5. According to claim 1 and 2, super porous inter polymeric complex for management of heavy bleeding;
wherein the said ionic cross linked matrix forms stable complex with high porosity;
wherein the said complex is stable at extreme temperature conditions of -20 to 50º C;
wherein the said complex has absorption capacity of 10-30 times its own weight.

6. According to claim 1 and 5, super porous inter polymeric complex for management of heavy bleeding;
wherein formulations additionally comprise of absorbant materials.

7. The formulations of claim 1 using super porous inter polymeric complex technology for short term instant management of heavy bleeding in traumatic, surgical conditions;
wherein, the said formulations comprise of sodium alginate of molecular weight 150kDa to 200KDa with chain length of 200-1200nm, in weight range of = 0.2% w/v;
wherein the said sodium alginate forms ionic cross linked matrix with calcium chloride;
wherein the weight of calcium chloride is in range of = 0.02% w/v,
wherein chitosan in dispersed in above said matrix has molecular weight 15kDa to 20kDa with chain length of 100-1500nm;
wherein the said chitosan is present in weight range of 0.5% to 5%w/v;
wherein the said super porous inter polymeric complex has absorption capacity of 10-30
times its own weight;
wherein the said complex offers hemostasis on 30 to 200 seconds;
wherein the said complex has pliability, flexibility, moldability, and curling properties to enable instant hemostasis in animals and humans.

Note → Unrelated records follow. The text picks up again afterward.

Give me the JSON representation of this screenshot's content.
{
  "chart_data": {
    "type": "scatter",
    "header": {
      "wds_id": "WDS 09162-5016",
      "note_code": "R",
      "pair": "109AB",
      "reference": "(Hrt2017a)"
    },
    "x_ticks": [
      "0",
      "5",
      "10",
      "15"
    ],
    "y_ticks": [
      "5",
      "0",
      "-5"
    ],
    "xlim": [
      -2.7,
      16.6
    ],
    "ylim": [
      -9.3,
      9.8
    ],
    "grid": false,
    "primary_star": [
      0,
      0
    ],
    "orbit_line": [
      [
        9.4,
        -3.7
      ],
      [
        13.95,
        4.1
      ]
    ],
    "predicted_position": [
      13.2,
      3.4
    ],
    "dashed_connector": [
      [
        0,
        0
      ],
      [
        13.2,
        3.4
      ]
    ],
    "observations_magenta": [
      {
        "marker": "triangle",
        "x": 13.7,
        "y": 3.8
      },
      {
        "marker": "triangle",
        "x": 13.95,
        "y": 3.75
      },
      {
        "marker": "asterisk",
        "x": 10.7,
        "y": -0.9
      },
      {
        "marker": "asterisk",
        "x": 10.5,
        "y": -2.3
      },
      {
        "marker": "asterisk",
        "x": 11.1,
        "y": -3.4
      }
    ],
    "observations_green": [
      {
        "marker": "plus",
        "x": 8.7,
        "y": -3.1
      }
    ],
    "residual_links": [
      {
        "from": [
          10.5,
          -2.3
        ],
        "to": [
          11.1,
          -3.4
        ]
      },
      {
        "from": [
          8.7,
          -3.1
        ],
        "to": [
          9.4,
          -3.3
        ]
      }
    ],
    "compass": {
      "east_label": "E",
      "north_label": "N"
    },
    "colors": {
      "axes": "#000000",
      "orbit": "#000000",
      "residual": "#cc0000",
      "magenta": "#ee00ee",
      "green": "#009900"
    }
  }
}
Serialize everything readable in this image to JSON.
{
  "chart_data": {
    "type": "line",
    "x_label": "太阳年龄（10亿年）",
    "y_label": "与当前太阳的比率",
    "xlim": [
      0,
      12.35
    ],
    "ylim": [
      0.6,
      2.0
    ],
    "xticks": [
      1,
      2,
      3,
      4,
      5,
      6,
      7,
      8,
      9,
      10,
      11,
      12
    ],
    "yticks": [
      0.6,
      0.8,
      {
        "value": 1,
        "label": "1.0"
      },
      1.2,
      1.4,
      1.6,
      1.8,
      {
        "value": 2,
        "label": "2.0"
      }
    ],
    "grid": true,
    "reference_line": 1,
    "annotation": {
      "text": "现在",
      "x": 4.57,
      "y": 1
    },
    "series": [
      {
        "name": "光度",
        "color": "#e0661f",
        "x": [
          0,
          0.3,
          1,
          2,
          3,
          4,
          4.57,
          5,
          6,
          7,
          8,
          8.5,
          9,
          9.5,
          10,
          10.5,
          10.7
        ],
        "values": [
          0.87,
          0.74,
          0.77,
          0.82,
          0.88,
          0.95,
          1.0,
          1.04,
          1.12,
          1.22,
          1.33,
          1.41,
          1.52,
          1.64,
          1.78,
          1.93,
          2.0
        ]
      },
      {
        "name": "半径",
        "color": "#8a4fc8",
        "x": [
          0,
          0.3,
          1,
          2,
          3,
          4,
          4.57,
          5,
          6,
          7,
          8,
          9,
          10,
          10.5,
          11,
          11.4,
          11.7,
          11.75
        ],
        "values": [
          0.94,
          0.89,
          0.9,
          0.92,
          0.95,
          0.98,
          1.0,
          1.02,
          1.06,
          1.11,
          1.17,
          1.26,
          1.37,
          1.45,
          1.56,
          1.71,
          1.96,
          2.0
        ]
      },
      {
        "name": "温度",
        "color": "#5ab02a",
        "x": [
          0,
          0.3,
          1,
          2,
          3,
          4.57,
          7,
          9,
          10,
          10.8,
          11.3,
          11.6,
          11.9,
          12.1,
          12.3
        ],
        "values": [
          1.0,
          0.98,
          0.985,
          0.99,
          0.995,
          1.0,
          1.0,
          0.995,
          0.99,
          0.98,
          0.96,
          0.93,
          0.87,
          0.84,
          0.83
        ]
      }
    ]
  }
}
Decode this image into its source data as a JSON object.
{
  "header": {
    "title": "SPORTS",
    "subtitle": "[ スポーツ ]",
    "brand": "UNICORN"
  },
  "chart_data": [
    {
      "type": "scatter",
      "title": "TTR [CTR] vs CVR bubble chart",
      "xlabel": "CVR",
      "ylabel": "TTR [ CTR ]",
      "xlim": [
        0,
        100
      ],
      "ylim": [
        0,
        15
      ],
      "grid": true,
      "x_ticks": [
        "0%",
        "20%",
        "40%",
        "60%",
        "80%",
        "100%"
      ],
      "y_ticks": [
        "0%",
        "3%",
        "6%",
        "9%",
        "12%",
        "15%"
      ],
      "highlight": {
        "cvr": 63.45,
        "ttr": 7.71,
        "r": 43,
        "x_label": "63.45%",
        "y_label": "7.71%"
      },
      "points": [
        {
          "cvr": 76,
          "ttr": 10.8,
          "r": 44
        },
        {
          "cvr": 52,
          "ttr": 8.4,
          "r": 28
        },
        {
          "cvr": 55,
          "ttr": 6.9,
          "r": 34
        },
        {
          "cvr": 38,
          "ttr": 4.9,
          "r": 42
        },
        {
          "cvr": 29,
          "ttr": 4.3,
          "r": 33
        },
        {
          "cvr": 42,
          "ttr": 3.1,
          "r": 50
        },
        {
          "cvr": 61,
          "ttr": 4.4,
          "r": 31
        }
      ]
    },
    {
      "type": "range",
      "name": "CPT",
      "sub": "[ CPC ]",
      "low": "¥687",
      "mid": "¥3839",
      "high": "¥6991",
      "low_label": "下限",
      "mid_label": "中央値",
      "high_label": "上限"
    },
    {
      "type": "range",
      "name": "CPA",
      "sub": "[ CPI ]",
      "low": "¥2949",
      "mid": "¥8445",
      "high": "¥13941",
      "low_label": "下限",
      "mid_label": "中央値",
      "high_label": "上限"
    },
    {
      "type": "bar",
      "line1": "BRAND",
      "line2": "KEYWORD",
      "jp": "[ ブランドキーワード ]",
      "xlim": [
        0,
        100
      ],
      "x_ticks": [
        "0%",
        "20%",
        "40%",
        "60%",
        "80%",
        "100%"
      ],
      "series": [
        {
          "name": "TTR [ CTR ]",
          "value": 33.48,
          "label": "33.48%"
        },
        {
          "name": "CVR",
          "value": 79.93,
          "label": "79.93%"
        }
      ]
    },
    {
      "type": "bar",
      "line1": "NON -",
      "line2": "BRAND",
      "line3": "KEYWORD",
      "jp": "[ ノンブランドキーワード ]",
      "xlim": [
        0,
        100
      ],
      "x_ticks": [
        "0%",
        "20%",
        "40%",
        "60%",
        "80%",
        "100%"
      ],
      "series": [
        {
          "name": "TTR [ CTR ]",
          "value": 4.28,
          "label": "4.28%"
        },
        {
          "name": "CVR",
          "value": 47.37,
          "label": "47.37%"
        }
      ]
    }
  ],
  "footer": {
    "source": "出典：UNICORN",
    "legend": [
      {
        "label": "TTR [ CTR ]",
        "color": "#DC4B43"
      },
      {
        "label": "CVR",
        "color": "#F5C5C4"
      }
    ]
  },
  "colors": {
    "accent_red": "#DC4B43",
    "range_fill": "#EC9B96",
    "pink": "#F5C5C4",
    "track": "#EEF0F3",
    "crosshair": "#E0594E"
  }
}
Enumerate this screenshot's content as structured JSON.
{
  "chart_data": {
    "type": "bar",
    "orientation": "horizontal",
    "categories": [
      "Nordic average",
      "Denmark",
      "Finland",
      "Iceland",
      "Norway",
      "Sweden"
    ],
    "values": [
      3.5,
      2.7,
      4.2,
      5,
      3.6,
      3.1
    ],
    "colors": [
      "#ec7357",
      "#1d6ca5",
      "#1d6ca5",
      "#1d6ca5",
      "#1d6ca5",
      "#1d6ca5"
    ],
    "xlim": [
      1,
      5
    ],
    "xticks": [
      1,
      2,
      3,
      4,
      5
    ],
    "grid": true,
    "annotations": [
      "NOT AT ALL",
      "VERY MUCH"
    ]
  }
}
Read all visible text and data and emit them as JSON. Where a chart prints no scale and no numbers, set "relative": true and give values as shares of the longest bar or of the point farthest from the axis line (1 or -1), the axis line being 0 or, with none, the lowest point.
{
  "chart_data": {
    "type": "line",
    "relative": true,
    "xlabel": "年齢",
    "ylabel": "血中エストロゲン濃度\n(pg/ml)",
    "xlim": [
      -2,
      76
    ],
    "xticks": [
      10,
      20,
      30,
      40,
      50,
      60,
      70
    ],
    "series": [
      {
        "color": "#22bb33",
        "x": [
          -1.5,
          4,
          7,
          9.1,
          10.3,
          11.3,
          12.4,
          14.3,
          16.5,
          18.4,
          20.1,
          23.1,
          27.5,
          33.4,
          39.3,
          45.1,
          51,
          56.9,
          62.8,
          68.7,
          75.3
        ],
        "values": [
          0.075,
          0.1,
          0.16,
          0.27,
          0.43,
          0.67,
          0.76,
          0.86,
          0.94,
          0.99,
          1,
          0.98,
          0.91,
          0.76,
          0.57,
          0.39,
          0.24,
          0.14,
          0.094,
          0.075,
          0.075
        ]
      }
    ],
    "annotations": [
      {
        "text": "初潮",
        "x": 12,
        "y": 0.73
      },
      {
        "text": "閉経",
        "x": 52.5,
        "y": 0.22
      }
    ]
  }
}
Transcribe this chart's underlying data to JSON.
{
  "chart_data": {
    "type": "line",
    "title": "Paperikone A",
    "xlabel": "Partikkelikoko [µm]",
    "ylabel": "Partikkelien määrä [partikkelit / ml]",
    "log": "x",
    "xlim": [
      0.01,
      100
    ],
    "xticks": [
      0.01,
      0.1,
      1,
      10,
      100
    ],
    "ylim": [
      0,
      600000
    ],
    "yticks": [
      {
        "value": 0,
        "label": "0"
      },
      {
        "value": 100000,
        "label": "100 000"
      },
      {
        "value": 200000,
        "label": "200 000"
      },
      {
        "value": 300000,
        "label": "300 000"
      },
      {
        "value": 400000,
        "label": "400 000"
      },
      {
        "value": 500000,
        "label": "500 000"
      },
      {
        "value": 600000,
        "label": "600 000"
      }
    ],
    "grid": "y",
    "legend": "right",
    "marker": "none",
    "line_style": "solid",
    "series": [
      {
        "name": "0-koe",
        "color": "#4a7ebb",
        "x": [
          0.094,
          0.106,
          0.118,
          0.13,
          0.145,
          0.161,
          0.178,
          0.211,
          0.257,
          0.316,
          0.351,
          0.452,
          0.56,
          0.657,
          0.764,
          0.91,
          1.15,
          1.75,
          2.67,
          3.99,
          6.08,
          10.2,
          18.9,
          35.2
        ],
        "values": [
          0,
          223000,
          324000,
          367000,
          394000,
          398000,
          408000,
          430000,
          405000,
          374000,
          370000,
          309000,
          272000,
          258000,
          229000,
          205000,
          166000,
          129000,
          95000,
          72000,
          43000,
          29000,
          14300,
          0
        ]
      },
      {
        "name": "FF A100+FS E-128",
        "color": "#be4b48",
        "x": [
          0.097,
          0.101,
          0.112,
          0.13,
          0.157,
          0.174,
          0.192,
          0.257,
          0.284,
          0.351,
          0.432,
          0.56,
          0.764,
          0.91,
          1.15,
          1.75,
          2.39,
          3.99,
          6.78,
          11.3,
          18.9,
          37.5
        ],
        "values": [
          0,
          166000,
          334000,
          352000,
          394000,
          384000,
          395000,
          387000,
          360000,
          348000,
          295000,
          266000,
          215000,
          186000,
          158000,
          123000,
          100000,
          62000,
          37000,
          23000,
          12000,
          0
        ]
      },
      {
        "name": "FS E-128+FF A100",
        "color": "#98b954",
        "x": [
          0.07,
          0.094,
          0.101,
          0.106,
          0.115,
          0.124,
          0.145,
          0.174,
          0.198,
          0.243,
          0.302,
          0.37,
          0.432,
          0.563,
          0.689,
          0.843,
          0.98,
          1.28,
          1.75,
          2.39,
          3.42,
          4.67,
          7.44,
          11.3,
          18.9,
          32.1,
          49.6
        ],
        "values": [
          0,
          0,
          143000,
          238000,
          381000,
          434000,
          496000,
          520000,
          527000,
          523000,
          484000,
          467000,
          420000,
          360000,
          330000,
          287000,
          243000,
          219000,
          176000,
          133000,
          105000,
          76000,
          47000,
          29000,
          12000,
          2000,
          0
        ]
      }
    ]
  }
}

8. The formulations for hemostasis of claim 1 are processed as per following steps:
a. mixing specific ratios of sodium alginate with calcium chloride to prepare matrix after dissolution in 90% of total amount of water to be used for formulation at temperature between 55-60º C with continuous air purging to prepare solution A;
b. disperse desired quantity of chitosan slowly in solution A along with 1% glacial acetic acid to form a clear gelling consistency without foaming with continuous stirring and air/ gas purging such that temperature for resultant solution B reaches around 30ºC;
c. check pH and adjust if needed with volume adjustment;
d. process the solution B for lyophilization for scaffold in desired molds or in trey drier for powdered granules.

9. The process of preparing SPIPC formulations additionally involves sterilization by radiation.